Wie gut ich meinen Pfarrer kannte! Wie schnell hatte er alle Vorwürfe und Strafpredigten vergessen, wohl auch, weil ein gut Teil Wahrheit in meinen Worten lag.

»Und darum sind Sie so traurig, mein liebes, kleines Mädchen?«

»Gewiß, Herr Pfarrer. Bedenken Sie nur, daß meine Tante in allen Tonarten wiederholt, ich sei ein Zwerg und so häßlich wie eine Vogelscheuche.«

Meine Augen füllten sich mit Thränen, denn solche Worte hatten mich stets ins Herz getroffen.

Der gute Pfarrer war sehr ergriffen und rieb sich unschlüssig die Nase. Er war weit davon entfernt, die Ansicht meiner Tante über diesen Punkt zu teilen, und fragte sich, wie er mein Leid lindern könne, ohne in meiner Seele den Stolz, die Eitelkeit und andre höllische Mächte zu wecken.

»Liebe Reine, man soll so vergänglichen Dingen nicht so viel Wert beilegen.«

»Einstweilen sind diese Dinge aber doch einmal vorhanden,« gab ich zurück.

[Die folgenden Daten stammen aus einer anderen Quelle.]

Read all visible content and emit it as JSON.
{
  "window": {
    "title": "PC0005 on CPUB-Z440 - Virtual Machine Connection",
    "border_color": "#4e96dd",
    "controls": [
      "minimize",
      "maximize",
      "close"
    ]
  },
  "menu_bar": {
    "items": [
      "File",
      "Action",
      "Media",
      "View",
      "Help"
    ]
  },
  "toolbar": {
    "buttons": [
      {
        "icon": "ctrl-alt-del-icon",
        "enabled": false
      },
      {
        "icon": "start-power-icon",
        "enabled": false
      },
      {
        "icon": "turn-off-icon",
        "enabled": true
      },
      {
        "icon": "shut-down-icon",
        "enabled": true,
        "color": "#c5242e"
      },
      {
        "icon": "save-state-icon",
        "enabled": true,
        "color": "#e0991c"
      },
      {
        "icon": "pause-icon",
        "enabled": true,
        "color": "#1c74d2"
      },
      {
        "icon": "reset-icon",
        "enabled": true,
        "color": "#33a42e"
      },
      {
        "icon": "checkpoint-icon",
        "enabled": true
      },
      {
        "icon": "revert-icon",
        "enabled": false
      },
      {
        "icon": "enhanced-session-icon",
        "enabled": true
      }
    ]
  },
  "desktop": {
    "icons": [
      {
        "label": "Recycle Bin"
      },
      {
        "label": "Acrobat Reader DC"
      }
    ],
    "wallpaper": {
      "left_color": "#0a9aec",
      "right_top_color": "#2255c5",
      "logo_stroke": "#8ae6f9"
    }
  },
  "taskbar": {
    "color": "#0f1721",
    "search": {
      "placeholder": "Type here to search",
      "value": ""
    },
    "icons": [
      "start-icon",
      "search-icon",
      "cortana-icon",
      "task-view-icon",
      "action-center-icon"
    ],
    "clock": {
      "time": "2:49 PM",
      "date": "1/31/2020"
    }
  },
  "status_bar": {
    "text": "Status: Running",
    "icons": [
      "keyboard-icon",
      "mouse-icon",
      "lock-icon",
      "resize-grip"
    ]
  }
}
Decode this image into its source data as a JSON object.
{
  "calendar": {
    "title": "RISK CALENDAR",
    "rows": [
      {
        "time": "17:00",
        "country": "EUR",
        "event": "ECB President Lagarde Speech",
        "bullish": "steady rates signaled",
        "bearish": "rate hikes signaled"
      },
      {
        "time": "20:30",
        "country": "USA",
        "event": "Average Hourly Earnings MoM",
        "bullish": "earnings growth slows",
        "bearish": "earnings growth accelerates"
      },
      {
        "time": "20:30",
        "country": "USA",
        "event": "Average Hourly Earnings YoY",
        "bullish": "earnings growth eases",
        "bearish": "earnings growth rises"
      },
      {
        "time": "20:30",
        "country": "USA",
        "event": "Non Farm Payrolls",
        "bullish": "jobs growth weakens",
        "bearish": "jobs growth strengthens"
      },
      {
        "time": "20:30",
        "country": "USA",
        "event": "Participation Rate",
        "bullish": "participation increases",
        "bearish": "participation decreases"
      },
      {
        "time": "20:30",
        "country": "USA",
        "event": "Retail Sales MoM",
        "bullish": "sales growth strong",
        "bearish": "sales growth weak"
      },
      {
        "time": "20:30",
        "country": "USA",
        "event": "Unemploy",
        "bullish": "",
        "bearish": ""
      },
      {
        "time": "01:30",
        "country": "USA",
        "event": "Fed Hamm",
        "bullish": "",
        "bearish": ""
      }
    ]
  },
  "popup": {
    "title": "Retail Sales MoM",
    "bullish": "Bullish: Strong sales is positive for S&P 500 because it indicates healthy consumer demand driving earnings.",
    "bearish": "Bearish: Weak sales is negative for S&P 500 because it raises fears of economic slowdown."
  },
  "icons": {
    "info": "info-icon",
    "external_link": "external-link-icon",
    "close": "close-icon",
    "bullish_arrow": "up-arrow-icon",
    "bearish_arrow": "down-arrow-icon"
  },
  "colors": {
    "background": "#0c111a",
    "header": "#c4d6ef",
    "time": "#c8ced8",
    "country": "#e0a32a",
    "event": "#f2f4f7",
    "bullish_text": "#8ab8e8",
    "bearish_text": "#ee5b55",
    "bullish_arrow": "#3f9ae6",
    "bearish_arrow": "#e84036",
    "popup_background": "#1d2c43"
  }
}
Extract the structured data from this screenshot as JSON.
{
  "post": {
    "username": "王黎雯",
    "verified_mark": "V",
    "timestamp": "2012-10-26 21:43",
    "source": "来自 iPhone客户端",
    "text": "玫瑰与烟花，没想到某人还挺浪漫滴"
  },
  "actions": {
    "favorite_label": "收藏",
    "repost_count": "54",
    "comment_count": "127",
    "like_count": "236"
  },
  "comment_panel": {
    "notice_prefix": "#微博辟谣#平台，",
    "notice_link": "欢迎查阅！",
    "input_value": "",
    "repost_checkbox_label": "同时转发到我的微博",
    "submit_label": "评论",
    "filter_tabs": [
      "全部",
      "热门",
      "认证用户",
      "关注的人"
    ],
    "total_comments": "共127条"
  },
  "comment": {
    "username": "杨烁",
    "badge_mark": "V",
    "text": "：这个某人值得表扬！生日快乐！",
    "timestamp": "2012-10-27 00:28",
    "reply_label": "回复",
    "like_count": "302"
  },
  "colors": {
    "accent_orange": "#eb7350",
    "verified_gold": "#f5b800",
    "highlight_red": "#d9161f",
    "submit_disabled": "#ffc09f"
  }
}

»Und außerdem gibt es vielleicht auch Leute, die andrer Meinung darüber sind, als Frau von Lavalle.«

»Gehören Sie zu diesen Leuten, Herr Pfarrer? Finden Sie mich hübsch?«

»Nun – ja,« erwiderte der Pfarrer mit kläglichem Ton.

»Ja? Sehr hübsch?«

»Nun – ja, ja,« lautete die Antwort im nämlichen Ton.

»Ach, bin ich froh!« rief ich, mich um mich selbst drehend. »Und wie lieb ich Sie habe, Herr Pfarrer!«

»Gut, gut, Reine, aber Sie haben ein großes Unrecht begangen. Auf die Gefahr hin, den Hals zu brechen, haben Sie sich Eintritt in die Bibliothek verschafft und haben Bücher gelesen, die ich Ihnen nicht gegeben hätte.«

»Walter Scott, Herr Pfarrer, es ist Walter Scott, und von dem steht so viel Gutes in meiner Literaturgeschichte.«

Und ich schilderte ihm alle meine Eindrücke. Ich sprach lange und fließend und bemerkte mit Entzücken, daß der Pfarrer nicht nur weit davon entfernt war, mich zu zanken, sondern auch mit Interesse meinem Berichte lauschte. Angesichts meiner wie durch ein Wunder wieder erweckten Lebhaftigkeit und Munterkeit kehrten auch ihm der lächelnde Gesichtsausdruck und die blühende Farbe seiner Wangen zurück.

»Gut,« sagte er schließlich, »ich erlaube Ihnen, Ihren Walter Scott weiter zu lesen, und will ihn auch selbst wieder vornehmen, damit ich mich mit Ihnen darüber unterhalten kann, aber dann müssen Sie mir auch versprechen, nicht wieder über die Stränge zu schlagen!«

Dies versprach ich herzlich gern, und von nun an hatten wir einen neuen Gegenstand für unsre Erörterungen und Streitereien, denn selbstverständlich waren wir nie der nämlichen Ansicht.

Bald aber wurde das Interesse an meinen Romanen durch ein neues, ganz unerhörtes Ereignis, das sich wenige Wochen später im »Busch« begab, in den Schatten gestellt. Es war eines jener Ereignisse, die zwar keine Throne erschüttern, aber Unruhe und Verwirrung in das Herz oder die Einbildungskraft eines jungen Mädchens tragen.